Im Rahmen eines komplexen Schadensersatzprozesses war das OLG von einer sachverständigen Einschätzung des LG bezüglich der angemessenen Höhe eines Geschäftsführergehaltes abgewichen. Dies wurde damit begründet, dass ohnehin eine Schätzung nach § 287 ZPO geboten sei und die Mitglieder des Senats aus ihren früheren Tätigkeiten als Vorsitzende Richter eine Kammer für Handelssachen (Vorsitzende) sowie aus zahlreichen Unterhaltsprozessen (Beisitzer) selbst in der Sache erfahren seien.

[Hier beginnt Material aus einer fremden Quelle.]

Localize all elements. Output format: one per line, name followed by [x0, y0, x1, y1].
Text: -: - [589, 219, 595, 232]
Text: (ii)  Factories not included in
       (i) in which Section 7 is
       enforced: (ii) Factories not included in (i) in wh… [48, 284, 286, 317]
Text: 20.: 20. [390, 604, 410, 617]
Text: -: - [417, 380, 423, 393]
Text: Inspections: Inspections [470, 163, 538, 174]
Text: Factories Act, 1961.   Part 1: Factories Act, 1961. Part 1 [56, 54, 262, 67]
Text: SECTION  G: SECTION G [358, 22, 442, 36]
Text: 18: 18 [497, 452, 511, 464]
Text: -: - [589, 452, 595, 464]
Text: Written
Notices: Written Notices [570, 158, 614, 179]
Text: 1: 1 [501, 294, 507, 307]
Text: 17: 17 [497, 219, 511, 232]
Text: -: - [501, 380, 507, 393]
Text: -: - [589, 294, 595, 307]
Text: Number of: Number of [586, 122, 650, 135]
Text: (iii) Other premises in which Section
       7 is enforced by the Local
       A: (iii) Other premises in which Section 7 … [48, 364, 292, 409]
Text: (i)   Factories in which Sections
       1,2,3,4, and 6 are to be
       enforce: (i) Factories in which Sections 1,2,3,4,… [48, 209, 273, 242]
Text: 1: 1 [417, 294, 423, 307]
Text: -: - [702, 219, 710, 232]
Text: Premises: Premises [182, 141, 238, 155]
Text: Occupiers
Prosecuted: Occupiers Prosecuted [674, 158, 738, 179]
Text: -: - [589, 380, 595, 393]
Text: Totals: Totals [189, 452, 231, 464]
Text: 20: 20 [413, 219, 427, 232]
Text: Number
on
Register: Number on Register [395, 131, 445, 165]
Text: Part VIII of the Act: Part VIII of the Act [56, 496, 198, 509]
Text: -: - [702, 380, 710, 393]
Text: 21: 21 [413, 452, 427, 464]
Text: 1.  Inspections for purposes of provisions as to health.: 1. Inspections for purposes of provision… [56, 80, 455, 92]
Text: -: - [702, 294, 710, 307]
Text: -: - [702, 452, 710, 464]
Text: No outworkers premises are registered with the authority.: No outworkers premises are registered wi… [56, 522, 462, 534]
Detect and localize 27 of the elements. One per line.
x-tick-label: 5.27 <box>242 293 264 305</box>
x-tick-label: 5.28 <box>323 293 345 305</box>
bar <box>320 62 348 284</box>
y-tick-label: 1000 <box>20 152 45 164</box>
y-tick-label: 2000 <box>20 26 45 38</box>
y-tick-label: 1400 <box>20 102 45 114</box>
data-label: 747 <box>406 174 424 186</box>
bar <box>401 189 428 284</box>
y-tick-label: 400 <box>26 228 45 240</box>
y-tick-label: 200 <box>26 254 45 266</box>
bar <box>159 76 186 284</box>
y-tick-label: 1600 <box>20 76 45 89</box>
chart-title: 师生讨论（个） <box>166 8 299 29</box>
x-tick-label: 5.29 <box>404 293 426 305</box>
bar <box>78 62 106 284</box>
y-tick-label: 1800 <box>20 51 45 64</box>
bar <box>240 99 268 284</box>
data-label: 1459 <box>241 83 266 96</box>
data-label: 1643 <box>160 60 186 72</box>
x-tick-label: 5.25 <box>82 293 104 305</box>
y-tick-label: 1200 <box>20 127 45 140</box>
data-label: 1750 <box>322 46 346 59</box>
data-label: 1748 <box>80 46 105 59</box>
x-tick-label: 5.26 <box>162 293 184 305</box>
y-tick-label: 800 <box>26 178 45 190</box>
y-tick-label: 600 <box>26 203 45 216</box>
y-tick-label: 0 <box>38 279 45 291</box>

Obwohl sich diese Begründung an sich gut las, lässt sie der BGH (Urt. v. 19.10.2022 – XII ZR 97/21) nicht gelten. Genauso wie bei der Würdigung von Zeugenaussagen geht der BGH auch bei Sachverständigen davon aus, dass diese erneut anzuhören sind, wenn die zweite Instanz von der ersten abweichen möchte. Das OLG hätte sich mithin über die Ausführungen des Sachverständigen nicht hinwegsetzen dürfen, ohne diesen erneut anzuhören. Das Argument des OLG, es verfüge über eine ausreichende eigene Sachkunde, lässt der BGH nicht gelten. Die von dem OLG in Anspruch genommene Sachkunde sei der Kenntnis des Sachverständigen nicht überlegen.

Diese Entscheidung sollte jeder Richter, der revisionssichere Urteile verfassen möchte, kennen. Freilich macht die Entscheidung es der Praxis nicht einfacher: Oftmals ergeben sich derartige Fragestellungen erst im Rahmen der Abfassung der Urteilsbegründung. Es kann nicht alles in Einzelheiten vorberaten werden, außerdem ergibt sich in einer Verhandlung doch oftmals etwas Neues. Dann wäre eine Wiedereröffnung der mündlichen Verhandlung notwendig. Dies kann jedoch unter Umständen zur Folge haben, dass noch weiterer Verfahrensstoff vorgetragen wird, der wiederum zu derartigen Schwierigkeiten führt. Letztlich führt diese Sicht der Dinge daher dazu, dass umfangreiche Prozesse kaum abgeschlossen werden können, schon gar nicht in angemessener Zeit.